Alex Bellos s’intéresse ensuite à la manière de désigner les chiffres et les nombres. Il remarque qu’alors que le chinois, le japonais et le coréen désignent les nombres au-delà de dix de manière régulière (ils disent dix-un pour onze et dix-deux pour douze), les appellations occidentales sont irrégulières, ce qui présente un extrême intérêt pour les historiens mathématiques. « Le mot français pour 80 est « quatre-vingt », indiquant que les ancêtres des français utilisaient autrefois un système à base vingt. On a aussi suggéré que la raison pour laquelle les mots pour « 9 » et « neuf » sont identiques ou similaires dans de nombreuses langues indo-européennes, y compris le français (neuf, neuf) l’espagnol (nueve, nuevo), l’allemand (neun, neu) et le norvégien (ni, ny) est l’héritage d’un système à base huit oublié depuis longtemps, dans lequel la neuvième unité serait la première d’une nouvelle série de huit. »

L’invention du zéro

Les mathématiques ont commencé en Grèce avec la géométrie de Pythagore et Euclide, ce dernier révélant une beauté profonde dans un système indiscutable de vérités invariables dans l’espace et le temps. Les origamis (pliages) japonais continuent la tradition de l’émerveillement devant les harmonies simples de la géométrie.

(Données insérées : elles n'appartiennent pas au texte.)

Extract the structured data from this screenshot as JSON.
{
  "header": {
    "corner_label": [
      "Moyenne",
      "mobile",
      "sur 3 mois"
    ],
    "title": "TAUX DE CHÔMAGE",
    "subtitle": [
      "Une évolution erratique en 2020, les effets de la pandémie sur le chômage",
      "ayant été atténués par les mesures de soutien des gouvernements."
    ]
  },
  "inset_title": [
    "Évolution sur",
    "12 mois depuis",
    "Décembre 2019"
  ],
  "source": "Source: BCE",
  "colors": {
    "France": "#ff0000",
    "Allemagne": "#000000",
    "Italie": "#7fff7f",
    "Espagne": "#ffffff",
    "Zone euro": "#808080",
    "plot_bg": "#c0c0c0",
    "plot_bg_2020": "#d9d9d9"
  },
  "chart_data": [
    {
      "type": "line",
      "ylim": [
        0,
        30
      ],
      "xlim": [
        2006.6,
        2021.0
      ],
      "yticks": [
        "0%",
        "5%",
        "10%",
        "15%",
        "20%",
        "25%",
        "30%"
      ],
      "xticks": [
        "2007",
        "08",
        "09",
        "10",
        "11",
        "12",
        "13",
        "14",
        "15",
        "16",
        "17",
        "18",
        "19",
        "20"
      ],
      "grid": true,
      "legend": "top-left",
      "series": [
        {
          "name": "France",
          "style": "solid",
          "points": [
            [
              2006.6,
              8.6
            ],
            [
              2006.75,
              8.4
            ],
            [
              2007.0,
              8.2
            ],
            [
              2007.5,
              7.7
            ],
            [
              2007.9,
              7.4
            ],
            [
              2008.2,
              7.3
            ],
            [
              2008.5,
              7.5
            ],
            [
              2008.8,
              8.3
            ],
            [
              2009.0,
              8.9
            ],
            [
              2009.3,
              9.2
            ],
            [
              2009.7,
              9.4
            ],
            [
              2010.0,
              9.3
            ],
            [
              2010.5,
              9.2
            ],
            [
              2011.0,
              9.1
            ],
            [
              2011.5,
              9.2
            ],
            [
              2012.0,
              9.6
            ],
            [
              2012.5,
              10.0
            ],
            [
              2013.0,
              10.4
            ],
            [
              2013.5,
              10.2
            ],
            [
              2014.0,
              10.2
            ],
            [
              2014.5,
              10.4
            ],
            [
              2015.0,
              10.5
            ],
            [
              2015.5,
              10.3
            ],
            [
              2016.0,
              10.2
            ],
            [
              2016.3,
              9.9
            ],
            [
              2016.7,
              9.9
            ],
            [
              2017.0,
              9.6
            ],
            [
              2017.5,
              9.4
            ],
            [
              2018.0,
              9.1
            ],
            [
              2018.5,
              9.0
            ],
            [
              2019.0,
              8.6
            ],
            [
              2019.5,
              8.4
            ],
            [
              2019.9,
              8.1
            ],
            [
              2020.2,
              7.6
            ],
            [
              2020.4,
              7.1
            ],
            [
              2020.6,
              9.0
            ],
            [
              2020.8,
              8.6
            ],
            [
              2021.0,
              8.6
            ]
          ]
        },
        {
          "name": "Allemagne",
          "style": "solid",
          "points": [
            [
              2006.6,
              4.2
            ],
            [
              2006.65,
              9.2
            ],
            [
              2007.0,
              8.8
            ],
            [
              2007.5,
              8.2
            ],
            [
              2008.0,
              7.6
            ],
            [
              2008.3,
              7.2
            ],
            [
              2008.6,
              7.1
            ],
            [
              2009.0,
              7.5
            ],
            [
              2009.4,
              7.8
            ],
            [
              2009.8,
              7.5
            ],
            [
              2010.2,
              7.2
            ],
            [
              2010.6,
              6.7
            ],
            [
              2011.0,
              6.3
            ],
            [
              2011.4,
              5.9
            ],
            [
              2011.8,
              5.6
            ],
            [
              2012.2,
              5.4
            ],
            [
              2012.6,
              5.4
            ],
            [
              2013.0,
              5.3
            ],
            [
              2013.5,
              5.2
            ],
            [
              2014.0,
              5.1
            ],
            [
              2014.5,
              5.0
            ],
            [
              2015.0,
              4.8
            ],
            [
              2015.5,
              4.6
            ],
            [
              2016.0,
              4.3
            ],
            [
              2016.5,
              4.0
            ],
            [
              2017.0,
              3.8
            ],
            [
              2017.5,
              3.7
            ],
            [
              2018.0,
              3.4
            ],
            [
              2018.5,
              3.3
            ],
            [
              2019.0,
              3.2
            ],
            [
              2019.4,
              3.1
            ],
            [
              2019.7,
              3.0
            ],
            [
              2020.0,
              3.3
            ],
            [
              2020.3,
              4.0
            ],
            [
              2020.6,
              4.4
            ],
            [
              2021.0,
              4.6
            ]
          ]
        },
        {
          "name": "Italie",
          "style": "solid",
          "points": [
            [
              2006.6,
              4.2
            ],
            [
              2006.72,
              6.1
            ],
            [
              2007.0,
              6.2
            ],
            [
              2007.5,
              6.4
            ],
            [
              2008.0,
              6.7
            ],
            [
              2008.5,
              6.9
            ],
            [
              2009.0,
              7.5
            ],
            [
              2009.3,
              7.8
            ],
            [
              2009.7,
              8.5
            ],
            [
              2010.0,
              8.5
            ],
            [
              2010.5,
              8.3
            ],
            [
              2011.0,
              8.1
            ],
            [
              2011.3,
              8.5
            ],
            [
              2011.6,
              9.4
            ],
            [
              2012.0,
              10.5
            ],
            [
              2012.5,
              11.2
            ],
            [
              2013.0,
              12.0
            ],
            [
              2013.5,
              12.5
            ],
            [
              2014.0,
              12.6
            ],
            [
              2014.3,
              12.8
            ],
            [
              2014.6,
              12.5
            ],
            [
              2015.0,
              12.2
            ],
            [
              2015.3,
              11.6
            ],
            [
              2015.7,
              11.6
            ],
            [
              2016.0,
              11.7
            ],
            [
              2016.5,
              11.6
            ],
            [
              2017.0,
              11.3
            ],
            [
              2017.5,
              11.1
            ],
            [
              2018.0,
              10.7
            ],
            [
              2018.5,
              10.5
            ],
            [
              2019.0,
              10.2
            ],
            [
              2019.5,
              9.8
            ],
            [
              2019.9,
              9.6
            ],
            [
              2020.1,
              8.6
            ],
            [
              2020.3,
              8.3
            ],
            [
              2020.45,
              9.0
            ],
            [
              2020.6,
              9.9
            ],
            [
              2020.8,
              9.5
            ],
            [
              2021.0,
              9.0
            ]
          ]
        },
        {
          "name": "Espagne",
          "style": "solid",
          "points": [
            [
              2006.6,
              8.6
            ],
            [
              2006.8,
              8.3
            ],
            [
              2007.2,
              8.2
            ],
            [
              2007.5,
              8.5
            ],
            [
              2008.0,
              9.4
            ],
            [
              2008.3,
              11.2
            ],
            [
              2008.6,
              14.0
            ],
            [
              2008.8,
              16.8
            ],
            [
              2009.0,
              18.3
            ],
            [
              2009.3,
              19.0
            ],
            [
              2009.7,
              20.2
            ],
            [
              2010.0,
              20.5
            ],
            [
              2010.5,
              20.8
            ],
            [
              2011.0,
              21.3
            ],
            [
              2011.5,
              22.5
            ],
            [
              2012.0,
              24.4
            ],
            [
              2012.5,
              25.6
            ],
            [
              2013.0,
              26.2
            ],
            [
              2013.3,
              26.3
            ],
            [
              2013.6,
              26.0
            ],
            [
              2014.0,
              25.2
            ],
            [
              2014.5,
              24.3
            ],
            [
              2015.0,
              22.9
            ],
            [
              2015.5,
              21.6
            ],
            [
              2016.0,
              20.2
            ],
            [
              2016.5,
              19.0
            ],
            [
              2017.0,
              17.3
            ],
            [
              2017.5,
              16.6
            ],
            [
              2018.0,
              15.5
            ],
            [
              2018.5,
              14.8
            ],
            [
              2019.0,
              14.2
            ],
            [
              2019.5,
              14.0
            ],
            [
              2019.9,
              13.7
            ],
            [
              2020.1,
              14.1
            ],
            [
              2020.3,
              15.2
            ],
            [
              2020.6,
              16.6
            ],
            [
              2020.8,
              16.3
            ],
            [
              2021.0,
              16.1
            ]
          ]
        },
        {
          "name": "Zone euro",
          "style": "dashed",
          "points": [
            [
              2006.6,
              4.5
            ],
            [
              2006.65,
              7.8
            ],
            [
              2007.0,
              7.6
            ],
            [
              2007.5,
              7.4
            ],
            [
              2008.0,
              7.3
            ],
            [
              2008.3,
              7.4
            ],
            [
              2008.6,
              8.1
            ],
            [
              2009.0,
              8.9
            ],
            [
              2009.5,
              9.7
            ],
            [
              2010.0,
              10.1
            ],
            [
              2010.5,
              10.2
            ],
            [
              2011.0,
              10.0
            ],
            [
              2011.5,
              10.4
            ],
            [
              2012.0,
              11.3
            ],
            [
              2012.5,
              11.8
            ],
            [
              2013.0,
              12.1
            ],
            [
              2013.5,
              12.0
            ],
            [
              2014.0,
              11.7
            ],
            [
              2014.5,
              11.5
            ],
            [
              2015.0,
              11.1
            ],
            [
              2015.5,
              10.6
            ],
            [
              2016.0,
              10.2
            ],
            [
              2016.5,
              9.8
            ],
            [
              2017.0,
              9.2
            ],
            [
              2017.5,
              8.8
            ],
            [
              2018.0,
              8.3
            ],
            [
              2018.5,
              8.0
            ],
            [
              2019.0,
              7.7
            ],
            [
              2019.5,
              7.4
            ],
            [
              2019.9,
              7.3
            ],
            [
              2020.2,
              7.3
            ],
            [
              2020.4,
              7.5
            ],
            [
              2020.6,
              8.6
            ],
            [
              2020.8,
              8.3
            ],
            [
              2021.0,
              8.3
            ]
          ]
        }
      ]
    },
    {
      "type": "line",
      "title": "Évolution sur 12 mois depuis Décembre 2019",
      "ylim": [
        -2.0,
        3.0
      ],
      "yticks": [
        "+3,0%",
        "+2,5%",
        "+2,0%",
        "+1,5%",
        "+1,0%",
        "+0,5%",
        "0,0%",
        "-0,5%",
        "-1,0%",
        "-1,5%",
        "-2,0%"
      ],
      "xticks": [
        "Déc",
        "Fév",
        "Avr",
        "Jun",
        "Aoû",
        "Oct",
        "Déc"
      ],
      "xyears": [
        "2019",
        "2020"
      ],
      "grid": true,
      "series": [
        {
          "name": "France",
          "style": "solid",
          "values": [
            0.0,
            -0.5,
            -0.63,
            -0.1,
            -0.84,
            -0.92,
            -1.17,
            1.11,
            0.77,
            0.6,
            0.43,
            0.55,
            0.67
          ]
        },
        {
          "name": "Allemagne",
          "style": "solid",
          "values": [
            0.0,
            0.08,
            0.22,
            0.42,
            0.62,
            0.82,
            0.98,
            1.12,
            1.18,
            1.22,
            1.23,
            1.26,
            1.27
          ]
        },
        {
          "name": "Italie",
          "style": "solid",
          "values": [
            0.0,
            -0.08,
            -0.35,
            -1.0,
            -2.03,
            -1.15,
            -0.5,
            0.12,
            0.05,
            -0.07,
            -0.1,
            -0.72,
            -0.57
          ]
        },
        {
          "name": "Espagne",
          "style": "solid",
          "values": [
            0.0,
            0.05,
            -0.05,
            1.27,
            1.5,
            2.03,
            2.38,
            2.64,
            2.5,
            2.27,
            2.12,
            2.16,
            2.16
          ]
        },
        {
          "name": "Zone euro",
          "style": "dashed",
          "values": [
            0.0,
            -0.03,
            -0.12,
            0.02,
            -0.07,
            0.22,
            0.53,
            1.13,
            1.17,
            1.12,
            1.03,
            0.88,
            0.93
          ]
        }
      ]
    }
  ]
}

Le passage à l’algèbre a été rendu possible par l’invention en Inde du zéro. Alex Bellos montre comment les symboles utilisés par les Romains étaient à la fois contraires au sens commun (VIII est plus petit que IX, qui comporte moins de signes) et inadéquats pour le calcul. Les Indiens inventèrent un système dans lequel les unités, dizaines, centaines avaient leur place marquée par la succession des chiffres. Lorsqu’il n’y avait rien, ils laissaient un espace vide ; puis ils inventèrent un symbole pour le vide. Les arabes l’appelèrent « zéphyr », ce qui donna zéro, mais aussi chifre (chiffre) en Portugais et cipher en anglais (code).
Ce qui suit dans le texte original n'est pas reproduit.